Une hypothèse proposée par une spécialiste suggère que la clé se trouve dans la zone du cerveau où sont « stockées » les paroles de certaines chansons : le gyrus temporal antéro-supérieur. C’est ce qui permet à ces paroles de rester longtemps en place.

Répétition et protéines

Mais ce n’est pas la seule raison. Une autre raison essentielle est tout à fait logique : la répétition. En général, les chansons dont on se souvient, même si de nombreuses années se sont écoulées depuis la dernière fois qu’on les a entendues, ont été écoutées de nombreuses fois.

De cette façon, l’esprit apprend la chanson presque de la même manière qu’il apprend des compétences telles que le cyclisme, la conduite ou la natation. Même si vous n’en avez pas besoin pendant longtemps, ils seront là lorsque vous les chercherez.

Entre-temps, une étude menée par des scientifiques chinois et américains a révélé que deux protéines jouent un rôle important à cet égard : elles sont essentielles à la création de nouvelles synapses, c’est-à-dire des connexions neuronales qui servent de « base » à la mémoire.

Ces protéines sont appelées NR2A, qui est plus abondante chez les adultes et les personnes âgées, et NR2B, qui est plus répandue chez les jeunes. Dans l’expérience – menée sur des souris les chercheurs ont incité les jeunes individus à produire davantage de NR2A. C’est-à-dire qu’ils ont rendu leur cerveau plus semblable à celui des adultes.

En conséquence, ces jeunes souris avaient des difficultés à créer de nouvelles connexions neuronales. Par conséquent, ils avaient du mal à générer de nouveaux souvenirs : les anciens restaient plus forts.

Cela expliquerait pourquoi certaines chansons semblent rester dans la mémoire, surtout à l’adolescence et au début de l’âge adulte, un phénomène qui, à l’âge adulte, ne se manifeste généralement pas avec la même intensité.

Music enfance

La rime et le mètre, également essentiels

Il existe un autre facteur crucial pour lequel les paroles de chansons restent dans la mémoire beaucoup plus fermement que d’autres types d’informations : la rime et la structure de la musique.

Ce sont deux éléments qui permettent d’anticiper ce qui va suivre lorsque vous écoutez ou mémorisez une chanson. La rime offre des indices sur le son de la phrase suivante, tandis que la structure ou le motif musical nous permet d’anticiper sa longueur ou le nombre approximatif de syllabes.

En effet, de nombreuses œuvres qui sont aujourd’hui des classiques de la littérature sont nées sous forme de chansons qui respectaient un mètre et une rime particuliers afin d’être mémorisées et transmises de génération en génération dans des cultures qui ne connaissaient pas l’écriture.

L’Iliade et l’Odyssée, attribuées à Homère, les psaumes bibliques et les poèmes des ballades espagnoles en sont des exemples.
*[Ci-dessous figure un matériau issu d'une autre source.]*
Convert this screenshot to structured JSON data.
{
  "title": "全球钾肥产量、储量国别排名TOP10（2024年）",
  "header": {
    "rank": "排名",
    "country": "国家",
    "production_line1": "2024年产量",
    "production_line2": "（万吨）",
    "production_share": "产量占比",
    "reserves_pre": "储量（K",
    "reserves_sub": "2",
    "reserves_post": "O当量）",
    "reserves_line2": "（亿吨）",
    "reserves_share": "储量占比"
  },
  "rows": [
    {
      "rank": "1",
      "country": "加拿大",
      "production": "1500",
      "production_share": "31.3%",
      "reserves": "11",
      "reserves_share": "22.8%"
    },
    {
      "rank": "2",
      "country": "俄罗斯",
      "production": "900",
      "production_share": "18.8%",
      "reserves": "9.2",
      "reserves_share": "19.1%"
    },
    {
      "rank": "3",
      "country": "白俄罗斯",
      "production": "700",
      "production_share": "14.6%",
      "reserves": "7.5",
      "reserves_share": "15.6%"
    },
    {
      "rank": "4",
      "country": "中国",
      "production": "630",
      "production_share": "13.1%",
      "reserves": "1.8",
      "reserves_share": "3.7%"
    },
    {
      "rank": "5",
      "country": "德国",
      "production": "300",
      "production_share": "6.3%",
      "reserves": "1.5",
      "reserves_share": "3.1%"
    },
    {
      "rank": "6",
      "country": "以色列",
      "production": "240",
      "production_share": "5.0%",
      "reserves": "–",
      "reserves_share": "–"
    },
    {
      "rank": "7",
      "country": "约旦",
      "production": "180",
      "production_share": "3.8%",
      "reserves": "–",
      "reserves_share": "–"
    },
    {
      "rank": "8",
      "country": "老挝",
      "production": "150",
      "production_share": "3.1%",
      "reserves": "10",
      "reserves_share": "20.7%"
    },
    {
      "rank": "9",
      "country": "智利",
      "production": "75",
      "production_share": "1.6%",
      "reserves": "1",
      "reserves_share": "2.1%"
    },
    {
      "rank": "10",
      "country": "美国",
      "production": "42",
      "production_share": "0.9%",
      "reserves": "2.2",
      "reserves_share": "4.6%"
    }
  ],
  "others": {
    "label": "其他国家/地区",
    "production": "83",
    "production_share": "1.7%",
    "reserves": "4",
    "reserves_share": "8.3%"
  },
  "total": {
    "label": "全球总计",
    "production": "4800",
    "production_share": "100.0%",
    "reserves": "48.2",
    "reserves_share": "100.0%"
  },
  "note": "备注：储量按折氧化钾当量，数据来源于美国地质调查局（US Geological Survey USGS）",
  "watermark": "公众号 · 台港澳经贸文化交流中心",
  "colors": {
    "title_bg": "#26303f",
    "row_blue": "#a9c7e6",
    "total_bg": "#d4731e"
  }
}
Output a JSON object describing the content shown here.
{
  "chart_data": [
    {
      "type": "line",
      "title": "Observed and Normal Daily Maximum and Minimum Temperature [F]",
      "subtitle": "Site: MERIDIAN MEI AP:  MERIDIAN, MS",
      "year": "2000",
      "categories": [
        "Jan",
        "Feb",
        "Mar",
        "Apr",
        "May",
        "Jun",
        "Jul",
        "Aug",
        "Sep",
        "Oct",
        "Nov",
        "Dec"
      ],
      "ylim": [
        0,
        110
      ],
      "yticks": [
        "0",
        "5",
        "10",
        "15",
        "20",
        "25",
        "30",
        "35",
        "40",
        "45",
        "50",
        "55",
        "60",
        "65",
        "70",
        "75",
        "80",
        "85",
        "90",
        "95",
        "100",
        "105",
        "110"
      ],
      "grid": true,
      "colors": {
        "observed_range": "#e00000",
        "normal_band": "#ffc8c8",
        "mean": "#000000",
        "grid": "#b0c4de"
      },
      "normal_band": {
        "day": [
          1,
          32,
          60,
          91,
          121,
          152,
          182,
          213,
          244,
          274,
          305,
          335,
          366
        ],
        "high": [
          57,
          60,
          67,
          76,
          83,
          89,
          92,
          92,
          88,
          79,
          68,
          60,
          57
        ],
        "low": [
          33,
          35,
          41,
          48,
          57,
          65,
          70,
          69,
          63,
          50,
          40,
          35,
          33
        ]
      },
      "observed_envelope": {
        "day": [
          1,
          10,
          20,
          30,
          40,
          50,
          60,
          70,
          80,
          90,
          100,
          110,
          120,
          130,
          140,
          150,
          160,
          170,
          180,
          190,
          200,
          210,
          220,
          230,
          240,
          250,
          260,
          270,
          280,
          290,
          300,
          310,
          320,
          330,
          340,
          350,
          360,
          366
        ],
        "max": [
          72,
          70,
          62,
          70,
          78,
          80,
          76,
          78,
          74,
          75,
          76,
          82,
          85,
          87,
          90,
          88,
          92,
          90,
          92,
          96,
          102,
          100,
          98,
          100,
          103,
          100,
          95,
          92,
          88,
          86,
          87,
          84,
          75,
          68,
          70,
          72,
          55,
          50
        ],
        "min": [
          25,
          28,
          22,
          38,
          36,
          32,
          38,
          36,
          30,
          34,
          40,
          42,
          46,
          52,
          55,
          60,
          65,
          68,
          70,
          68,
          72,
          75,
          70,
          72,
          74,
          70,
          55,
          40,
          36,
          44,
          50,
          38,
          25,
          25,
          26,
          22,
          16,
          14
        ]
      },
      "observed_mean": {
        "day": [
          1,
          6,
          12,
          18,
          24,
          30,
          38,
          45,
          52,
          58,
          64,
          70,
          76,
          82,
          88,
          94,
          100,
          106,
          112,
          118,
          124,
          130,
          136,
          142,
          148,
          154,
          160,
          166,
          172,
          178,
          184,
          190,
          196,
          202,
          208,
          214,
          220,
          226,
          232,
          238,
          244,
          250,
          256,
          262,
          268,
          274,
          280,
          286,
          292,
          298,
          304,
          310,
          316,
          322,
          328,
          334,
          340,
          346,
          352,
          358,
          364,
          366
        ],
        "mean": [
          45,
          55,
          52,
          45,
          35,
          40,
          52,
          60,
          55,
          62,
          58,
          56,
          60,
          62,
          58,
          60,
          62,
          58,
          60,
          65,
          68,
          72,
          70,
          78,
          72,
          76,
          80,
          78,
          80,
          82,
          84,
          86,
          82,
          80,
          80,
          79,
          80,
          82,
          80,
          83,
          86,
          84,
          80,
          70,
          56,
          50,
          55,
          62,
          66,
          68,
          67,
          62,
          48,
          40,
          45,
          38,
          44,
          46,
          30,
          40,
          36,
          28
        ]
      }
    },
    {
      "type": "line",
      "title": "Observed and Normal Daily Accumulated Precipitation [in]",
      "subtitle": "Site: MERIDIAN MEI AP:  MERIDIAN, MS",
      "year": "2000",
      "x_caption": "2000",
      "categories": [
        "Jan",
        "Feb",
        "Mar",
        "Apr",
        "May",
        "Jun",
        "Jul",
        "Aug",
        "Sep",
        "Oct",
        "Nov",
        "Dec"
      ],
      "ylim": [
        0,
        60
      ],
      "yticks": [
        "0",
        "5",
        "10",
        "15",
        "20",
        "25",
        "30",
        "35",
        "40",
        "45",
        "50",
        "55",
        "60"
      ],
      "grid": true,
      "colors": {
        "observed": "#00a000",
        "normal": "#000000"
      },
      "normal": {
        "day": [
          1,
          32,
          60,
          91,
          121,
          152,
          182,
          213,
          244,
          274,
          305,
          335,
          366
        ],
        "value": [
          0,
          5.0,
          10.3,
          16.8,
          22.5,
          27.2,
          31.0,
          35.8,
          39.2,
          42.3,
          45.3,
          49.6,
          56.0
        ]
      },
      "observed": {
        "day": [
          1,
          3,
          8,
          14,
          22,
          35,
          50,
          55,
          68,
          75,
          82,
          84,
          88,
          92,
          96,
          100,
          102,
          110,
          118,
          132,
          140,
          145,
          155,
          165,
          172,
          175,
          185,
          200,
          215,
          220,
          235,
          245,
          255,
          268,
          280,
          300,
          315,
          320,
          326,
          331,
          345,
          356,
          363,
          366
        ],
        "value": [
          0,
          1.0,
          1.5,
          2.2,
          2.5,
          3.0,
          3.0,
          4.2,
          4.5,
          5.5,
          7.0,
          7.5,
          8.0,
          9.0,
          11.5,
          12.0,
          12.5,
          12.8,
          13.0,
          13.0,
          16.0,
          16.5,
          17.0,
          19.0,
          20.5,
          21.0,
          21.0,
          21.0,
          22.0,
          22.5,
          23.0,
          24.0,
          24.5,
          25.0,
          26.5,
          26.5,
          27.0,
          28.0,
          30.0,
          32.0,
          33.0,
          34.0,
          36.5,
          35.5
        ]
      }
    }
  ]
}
En outre, des études ont montré que lorsqu’ils font partie d’une chanson, les mots sont mieux mémorisés que lorsqu’ils ne le sont pas.

Le facteur émotionnel

Une autre variable, qui peut également avoir une grande importance dans la fixation des paroles et des mélodies dans la mémoire, est le facteur émotionnel : les sensations et les sentiments associés au souvenir de certaines chansons.

Lorsqu’une personne écoute une musique qu’elle trouve agréable, son cerveau libère de la dopamine, le neurotransmetteur connu sous le nom d' »hormone du plaisir », car il active le système de récompense et le renforcement du comportement.

Mais outre le plaisir en soi d’écouter de la musique, les chansons sont souvent très directement liées à certains épisodes de la vie. Souvent des moments d’émotion de l’enfance, de l’adolescence ou de la jeunesse.